Chcemy, by ludzie mogli spełnić swoje marzenia

Z naszej pomocy korzysta rocznie około 5 tys. osób. Pokazujemy im, że tylko własnym staraniem i pracą, a nie wyciąganiem ręki po jałmużnę, mogą mieć godny byt - mówi Barbara Sadowska, wiceprezes Fundacji Pomocy Wzajemnej „Barka” .

Aktualizacja: 12.11.2007 06:40 Publikacja: 12.11.2007 04:38

Rz: Czy polskim emigrantom w Wielkiej Brytanii potrzebna jest pomoc organizacji z kraju?
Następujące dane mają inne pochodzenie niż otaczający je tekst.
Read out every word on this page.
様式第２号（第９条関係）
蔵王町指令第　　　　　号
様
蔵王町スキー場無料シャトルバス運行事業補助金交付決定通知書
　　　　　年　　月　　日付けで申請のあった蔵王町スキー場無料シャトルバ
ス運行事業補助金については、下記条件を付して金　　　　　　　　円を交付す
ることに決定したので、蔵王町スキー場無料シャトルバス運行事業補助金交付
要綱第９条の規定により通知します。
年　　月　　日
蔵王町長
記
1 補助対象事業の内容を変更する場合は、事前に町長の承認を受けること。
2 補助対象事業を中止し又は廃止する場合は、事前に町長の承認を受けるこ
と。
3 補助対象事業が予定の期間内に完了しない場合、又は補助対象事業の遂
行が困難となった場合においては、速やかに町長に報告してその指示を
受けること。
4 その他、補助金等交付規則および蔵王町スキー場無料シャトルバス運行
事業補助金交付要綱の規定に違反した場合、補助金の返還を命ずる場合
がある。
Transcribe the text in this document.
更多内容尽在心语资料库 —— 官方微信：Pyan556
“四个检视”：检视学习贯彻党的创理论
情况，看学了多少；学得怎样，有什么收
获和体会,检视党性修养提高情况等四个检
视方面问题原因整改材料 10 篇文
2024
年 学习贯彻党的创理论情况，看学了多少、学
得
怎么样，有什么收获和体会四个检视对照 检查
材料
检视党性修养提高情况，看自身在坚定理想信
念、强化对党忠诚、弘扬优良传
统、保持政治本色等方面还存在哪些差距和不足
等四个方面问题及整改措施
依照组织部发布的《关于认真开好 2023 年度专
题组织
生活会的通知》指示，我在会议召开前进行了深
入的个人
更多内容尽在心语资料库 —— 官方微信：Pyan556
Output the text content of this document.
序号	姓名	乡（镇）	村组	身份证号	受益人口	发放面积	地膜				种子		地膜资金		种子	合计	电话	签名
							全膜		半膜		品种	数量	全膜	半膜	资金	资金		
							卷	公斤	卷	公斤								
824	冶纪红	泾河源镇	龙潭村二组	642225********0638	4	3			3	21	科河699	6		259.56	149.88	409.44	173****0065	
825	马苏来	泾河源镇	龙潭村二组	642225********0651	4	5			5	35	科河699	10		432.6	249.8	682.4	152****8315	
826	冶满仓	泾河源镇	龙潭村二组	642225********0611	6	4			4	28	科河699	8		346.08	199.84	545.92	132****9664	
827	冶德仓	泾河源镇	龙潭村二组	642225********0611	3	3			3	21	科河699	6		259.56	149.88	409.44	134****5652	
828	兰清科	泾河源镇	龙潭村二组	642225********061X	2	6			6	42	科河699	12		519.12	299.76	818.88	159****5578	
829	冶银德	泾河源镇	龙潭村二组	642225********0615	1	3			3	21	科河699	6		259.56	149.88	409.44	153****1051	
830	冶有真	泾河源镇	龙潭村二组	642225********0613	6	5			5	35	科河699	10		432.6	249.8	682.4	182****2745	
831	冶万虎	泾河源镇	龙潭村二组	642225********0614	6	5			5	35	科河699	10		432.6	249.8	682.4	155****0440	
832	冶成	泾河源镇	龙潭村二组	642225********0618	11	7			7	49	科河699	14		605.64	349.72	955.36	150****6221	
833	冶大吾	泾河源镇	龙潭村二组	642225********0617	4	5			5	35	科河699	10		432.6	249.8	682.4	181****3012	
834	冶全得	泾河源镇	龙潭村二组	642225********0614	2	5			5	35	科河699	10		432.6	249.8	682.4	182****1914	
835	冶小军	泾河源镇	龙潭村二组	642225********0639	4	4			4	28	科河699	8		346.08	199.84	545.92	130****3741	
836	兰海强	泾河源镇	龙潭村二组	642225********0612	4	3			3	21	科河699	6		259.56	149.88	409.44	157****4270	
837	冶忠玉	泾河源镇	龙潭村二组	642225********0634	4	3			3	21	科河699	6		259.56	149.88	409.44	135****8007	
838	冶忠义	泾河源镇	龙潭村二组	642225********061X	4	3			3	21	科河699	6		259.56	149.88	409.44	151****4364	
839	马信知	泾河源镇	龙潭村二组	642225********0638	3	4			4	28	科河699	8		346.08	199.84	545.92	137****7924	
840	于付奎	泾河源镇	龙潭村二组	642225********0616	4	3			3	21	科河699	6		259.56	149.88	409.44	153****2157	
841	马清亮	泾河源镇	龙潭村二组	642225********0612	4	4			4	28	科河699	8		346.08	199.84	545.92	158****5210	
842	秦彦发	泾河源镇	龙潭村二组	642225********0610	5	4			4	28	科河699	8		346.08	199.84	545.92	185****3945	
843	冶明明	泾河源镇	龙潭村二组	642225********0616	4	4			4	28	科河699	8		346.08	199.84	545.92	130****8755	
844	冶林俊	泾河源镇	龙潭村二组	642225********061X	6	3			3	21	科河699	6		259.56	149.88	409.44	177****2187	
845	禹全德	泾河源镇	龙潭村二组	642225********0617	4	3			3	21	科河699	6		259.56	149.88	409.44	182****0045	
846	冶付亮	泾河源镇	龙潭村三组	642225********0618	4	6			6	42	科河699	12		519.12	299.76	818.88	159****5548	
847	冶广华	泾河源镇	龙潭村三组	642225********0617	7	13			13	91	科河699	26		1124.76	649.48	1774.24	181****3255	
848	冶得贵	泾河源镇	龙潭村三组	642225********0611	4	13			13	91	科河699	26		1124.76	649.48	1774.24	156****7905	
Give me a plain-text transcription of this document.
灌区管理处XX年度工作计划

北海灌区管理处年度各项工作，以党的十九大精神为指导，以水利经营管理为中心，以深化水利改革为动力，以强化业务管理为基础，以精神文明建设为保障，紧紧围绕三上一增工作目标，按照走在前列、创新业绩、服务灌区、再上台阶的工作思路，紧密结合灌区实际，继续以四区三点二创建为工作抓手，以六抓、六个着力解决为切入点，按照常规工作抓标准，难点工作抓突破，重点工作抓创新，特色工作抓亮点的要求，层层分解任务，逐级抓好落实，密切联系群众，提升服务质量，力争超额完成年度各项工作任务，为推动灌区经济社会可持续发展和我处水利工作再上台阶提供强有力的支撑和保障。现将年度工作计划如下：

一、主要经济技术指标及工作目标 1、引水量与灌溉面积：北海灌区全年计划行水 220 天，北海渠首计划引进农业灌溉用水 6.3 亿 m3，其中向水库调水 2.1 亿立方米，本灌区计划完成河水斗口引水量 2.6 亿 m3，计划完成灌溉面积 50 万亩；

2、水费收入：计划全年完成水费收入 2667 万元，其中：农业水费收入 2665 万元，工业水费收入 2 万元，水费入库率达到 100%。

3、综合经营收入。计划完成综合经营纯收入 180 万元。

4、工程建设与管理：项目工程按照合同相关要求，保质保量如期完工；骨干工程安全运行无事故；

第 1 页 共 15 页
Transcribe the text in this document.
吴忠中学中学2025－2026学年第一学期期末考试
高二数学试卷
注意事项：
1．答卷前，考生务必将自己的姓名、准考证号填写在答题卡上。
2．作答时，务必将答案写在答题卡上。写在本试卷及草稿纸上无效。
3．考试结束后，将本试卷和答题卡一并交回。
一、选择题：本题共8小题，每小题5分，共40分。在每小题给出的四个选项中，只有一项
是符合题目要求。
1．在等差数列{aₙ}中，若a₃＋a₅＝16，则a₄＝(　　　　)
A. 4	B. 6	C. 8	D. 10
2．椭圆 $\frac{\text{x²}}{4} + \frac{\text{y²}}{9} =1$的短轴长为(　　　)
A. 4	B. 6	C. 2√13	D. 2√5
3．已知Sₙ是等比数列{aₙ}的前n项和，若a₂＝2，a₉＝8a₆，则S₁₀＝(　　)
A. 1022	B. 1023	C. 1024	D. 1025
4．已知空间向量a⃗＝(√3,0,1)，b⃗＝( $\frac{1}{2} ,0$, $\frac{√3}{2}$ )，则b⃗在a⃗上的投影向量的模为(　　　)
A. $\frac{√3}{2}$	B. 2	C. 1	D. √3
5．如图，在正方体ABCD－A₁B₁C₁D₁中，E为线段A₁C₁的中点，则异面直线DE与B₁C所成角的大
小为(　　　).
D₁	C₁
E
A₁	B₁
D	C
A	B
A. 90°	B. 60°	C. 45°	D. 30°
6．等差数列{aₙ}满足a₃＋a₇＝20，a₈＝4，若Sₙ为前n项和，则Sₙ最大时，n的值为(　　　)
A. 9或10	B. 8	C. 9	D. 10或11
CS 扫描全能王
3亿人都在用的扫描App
Barbara Sadowska: Niektórym bardzo. W ubiegłym roku zgłosiły się do nas brytyjskie organizacje pozarządowe oraz samorząd jednej z dzielnic Londynu, wskazując, że jest tam dużo naszych rodaków, którzy nie znaleźli lub stracili pracę, żyją na ulicy, wpadają w alkoholizm. Jeśli nie przepracowali roku, to oprócz pomocy doraźnej nie przysługują im żadne świadczenia socjalne.

Jak można im pomóc?

Trafiają do nich nasi psycholodzy i prawnicy, ale także osoby, które w „Barce” powróciły do normalnego życia. Na swoim przykładzie pokazują, że w Polsce jest szansa na odmianę losu i zachęcają do powrotu do kraju.

Z jakim skutkiem?

W ciągu pół roku sprowadziliśmy do Polski 51 osób z Wielkiej Brytanii. Podobną akcję niedawno zaczęliśmy w Irlandii.

Co im proponujecie po powrocie?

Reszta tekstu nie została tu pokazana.